As far as I know (and admittedly I do not know everything), open carrying rifles and pistols is not central to the issue of permitless carry, which largely concerns CONCEALED carry. For example, in North Carolina, you can open carry a pistol as long as you can legally possess a pistol. That is a separate issue from concealed carry.

(SIDEBAR: My patience was repaid when John Correia was shown describing the open carry activist as “an asshole.”)

The episode further derails by taking up the issue of Castle Doctrine/”Stand Your Ground” laws, but focusing on a curious case in Wyoming of an ex-boyfriend shooting a current boyfriend on his porch after the ex-girlfriend brought the current boyfriend to the ex-boyfriend’s house to confront him. I came away from this section wanting to know, as Paul Harvey used to say, the rest of the story.

The concluding section focused on the Tree of Life Synagogue in Pittsburgh, which was the site of an horrific xenophobic mass murder. This was of particular interest to me because of my work on church/congregational security, and I thought was worthwhile to see the rabbi struggling over the issue of guns and security.

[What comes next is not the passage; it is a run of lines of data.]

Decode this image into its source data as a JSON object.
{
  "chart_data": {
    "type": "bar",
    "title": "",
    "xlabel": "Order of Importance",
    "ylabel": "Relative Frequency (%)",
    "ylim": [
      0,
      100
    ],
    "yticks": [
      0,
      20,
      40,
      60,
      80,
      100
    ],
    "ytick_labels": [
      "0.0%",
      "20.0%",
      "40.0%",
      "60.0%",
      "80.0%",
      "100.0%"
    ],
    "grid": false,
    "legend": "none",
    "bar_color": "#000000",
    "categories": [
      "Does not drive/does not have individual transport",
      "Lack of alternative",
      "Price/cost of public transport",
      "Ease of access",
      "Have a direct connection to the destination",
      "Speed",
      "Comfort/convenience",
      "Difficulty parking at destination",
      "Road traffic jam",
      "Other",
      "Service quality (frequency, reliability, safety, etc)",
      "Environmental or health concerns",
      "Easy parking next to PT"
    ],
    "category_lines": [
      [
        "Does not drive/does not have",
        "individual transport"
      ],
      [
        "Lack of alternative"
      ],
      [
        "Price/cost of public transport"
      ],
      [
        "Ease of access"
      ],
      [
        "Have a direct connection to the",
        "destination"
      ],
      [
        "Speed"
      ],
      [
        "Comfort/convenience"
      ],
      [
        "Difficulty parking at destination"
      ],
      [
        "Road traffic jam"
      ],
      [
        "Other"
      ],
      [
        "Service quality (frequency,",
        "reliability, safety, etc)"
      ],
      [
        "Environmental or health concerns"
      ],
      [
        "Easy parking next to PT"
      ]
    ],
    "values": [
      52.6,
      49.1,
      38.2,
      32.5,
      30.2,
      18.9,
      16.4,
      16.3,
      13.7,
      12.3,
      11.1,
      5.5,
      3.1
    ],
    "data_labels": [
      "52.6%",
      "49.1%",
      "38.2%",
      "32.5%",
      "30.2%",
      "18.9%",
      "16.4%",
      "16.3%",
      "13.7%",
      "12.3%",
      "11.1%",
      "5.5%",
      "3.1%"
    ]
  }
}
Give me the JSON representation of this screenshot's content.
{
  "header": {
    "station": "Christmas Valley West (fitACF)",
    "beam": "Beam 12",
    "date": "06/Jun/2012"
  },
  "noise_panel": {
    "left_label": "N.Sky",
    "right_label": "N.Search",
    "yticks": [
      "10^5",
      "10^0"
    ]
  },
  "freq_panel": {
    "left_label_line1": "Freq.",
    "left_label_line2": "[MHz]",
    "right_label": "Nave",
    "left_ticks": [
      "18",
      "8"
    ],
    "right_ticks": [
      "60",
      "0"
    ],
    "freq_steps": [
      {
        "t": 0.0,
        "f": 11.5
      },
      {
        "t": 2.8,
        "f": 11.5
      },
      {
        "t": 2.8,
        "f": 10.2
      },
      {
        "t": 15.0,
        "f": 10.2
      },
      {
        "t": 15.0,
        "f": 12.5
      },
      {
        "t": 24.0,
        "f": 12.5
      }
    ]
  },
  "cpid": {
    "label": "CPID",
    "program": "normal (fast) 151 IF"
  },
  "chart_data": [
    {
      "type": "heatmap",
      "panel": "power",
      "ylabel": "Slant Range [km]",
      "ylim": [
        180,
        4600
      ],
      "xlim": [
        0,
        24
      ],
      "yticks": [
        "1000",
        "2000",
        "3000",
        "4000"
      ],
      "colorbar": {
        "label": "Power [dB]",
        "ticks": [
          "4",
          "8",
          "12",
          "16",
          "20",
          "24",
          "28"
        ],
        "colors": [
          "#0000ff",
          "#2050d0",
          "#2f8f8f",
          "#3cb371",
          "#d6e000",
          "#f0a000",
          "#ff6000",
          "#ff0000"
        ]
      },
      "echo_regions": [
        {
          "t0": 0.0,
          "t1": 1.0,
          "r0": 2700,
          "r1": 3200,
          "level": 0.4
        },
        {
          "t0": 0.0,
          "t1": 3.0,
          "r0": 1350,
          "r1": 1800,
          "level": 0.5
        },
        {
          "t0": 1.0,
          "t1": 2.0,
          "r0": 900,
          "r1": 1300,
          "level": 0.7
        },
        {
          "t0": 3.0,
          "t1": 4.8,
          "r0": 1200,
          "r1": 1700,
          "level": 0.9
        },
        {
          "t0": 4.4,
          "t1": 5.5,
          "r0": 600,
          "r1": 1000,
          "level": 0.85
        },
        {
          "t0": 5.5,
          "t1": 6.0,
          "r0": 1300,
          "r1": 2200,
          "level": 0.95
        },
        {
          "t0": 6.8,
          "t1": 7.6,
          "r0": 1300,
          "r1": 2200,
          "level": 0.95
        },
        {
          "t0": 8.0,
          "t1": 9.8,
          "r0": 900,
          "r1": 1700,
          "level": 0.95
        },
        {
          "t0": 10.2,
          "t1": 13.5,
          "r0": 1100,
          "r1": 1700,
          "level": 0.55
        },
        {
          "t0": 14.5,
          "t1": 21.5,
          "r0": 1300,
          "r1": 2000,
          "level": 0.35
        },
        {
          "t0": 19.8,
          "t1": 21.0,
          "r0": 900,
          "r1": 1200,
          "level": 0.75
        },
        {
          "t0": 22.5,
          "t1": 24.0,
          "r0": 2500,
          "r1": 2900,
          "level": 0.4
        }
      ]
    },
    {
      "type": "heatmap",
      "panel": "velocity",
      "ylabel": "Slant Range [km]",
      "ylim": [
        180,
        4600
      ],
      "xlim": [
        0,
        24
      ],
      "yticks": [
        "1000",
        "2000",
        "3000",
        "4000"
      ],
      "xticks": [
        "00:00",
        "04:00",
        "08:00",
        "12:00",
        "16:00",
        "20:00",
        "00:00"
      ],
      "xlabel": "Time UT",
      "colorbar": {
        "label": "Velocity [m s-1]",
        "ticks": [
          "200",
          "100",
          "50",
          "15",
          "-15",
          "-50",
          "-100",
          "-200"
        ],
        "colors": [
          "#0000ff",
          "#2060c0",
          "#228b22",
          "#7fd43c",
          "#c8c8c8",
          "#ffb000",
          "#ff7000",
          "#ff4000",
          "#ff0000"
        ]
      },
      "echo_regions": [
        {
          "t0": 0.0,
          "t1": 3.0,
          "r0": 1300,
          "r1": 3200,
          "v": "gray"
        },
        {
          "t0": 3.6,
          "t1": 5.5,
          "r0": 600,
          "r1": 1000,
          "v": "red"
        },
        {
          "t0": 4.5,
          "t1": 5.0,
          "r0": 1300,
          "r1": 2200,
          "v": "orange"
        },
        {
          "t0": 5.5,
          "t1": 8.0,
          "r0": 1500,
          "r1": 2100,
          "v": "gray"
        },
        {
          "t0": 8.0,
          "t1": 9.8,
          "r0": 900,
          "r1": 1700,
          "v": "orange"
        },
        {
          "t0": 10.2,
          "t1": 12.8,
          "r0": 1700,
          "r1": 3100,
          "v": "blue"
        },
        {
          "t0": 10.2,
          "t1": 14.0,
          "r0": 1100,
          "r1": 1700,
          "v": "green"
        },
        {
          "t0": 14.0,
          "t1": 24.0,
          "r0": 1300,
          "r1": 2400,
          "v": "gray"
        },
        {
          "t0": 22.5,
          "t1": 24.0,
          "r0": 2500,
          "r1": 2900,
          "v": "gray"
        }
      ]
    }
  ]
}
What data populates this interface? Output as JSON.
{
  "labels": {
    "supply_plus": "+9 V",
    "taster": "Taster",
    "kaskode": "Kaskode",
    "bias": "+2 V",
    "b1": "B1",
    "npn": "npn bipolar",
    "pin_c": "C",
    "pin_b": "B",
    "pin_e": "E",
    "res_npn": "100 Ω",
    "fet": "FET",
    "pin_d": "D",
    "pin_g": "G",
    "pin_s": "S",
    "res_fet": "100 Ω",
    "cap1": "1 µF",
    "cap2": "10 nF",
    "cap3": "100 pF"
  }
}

John Correia gets the last word in the episode, and the beginning section of the episode and this conclusion does say something significant (and accurate) about Gun Culture 2.0. It could have been more — especially with one additional expert academic commentator, but overall it was not nothing.

4 comments

  1. There are too many people who construe modern gun owners as macho morons who shoot first and ask questions later. “They want the Wild West” People like the open carrier in OK don’t help in that ballpark, but thankfully there are people of influence like Correia and other gun trainers who rightly call those people a-holes. Hopefully this documentary can get people to see a little bit of the normality of both gun owning and the people who own guns.